Odebrecht na Colômbia: MP pede investigação de políticos e ex-ministro

Bogotá, 15 Nov 2017 (AFP) - O Ministério Público da Colômbia pediu, nesta quarta-feira (15), para a Corte Suprema de Justiça investigar oito parlamentares da base do governo e um ex-ministro do presidente Juan Manuel Santos, supostamente envolvidos na rede de subornos da construtora brasileira Odebrecht.

"A modalidade de corrupção detectada consistia na contratação ilícita de serviços por parte de congressistas (...) para que, através de suas competências e funções, pressionassem decisões governamentais a favor da Odebrecht", indicou o MP em comunicado.

Na Colômbia, a Corte Suprema tem a competência de investigar e julgar pessoas com foro, como senadores, representantes e ex-ministros.

Os executivos da empresa "conseguiram o apoio" de legisladores para que a construtora conseguisse um contrato de concessão viária em 2012, durante o primeiro mandato de Santos, acrescentou.

Para isso, contaram com a intermediação do ex-senador Otto Bula e do empresário Federico Gaviria, ambos detidos no mesmo escândalo.

A princípio, Bula e Gaviria entraram em contato com os senadores Mussa Besaile, Bernardo Elías e Armando Benedetti, do Partido de la U, de Santos, e Antonio Guerra, do Cambio Radical.

Este grupo de congressistas, conhecidos como "los buldozer", ou "os tratores", teria recebido ao todo 2 milhões de dólares, segundo o MP.

Os pagamentos foram feitos pela Odebrecht do exterior, por meio de uma empresa panamenha onde foram assinados os cheques, endossados na Colômbia para pagar as propinas.

Além dos "buldozers", também estariam envolvidos no escândalo os senadores Álvaro Ashton (Partido Liberal), Sandra Villadiego (Partido de la U), Martín Morales (De la U) e o representante Alfredo Cuello (Partido Conservador).

Neste caso, a Odebrecht teria contado com a conivência do então ministro de Transporte, Miguel Peñaloza, para conseguir o contrato.

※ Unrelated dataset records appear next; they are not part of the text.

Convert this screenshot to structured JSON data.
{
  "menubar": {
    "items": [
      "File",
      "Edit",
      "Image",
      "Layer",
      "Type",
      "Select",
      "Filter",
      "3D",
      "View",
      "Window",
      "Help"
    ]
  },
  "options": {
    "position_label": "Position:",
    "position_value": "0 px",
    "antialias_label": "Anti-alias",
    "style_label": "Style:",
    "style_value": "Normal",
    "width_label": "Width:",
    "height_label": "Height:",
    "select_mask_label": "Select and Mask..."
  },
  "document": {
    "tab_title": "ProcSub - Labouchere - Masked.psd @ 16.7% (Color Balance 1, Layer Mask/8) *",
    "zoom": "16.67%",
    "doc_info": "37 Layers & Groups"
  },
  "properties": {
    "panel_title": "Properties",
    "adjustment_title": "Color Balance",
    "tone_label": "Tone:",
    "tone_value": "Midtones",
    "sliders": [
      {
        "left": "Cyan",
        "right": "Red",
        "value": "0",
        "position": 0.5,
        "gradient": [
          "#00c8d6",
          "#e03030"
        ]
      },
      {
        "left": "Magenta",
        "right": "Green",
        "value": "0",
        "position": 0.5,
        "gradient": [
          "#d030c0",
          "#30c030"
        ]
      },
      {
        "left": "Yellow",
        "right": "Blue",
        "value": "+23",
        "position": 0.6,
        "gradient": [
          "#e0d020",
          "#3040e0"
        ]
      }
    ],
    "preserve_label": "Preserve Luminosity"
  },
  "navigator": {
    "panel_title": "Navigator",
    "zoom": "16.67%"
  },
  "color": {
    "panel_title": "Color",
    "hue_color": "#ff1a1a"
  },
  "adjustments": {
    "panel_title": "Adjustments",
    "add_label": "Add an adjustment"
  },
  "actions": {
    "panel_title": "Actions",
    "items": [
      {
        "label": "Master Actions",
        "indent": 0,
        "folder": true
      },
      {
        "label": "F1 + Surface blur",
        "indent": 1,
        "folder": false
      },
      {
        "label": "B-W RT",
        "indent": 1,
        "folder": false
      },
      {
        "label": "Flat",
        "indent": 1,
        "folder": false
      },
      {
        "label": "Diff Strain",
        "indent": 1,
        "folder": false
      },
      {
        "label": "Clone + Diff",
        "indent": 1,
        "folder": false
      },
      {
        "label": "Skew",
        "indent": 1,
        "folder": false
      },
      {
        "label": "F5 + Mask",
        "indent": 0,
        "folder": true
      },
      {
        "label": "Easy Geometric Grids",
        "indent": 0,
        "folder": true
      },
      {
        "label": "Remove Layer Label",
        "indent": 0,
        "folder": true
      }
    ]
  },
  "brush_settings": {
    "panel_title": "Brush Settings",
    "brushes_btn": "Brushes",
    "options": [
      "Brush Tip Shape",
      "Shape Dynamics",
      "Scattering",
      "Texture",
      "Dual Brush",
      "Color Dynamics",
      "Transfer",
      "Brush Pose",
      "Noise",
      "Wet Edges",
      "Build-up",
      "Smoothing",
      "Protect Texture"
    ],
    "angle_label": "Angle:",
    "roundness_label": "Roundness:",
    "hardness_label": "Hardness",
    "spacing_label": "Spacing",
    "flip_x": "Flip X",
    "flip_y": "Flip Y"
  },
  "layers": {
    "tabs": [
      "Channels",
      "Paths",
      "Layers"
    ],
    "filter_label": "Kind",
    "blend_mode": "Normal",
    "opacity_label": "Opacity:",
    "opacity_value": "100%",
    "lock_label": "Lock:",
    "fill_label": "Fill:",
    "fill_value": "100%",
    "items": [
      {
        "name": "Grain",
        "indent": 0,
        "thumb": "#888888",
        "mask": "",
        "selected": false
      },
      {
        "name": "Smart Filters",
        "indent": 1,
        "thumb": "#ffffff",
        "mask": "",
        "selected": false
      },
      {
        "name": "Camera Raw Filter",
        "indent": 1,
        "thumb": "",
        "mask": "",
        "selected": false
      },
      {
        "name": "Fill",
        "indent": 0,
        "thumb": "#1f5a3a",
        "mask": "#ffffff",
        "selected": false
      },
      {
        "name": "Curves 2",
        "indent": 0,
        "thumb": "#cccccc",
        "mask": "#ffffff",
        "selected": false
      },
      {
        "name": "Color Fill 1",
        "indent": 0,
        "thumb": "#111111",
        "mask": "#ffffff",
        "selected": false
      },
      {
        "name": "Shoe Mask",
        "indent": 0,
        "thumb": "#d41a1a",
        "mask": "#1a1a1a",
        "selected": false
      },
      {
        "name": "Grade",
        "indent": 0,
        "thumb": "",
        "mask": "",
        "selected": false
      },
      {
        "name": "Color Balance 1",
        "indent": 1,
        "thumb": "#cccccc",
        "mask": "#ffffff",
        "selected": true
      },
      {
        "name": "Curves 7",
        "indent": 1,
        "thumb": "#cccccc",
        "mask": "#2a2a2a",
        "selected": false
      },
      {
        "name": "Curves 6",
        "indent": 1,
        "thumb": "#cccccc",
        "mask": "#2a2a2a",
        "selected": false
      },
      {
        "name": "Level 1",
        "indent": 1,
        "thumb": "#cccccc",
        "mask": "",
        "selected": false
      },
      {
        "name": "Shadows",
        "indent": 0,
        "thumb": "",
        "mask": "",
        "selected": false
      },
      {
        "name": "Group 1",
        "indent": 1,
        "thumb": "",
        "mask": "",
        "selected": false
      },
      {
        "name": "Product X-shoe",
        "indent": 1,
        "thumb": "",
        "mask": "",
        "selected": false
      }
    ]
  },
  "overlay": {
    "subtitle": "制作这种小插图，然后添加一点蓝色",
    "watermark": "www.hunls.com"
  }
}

O MP também pede que ele seja investigado.

Peñaloza ocupou esta pasta entre maio e agosto de 2012.

Villadiego, entretanto, negou as acusações, e Benedetti anunciou uma coletiva de imprensa para responder à acusação.

Segundo o MP, para obter o benefício, a construtora brasileira pagou 16,5 milhões de dólares em subornos, apesar de não indicar quanto era destinado aos parlamentares, ou a Peñloza.

A Odebrecht, envolvida em um escândalo global de corrupção, reconheceu ao governo dos Estados Unidos que pagou 11,1 milhões de dólares em subornos na Colômbia. De acordo com o MP, as propinas superariam os 27,7 milhões de dólares.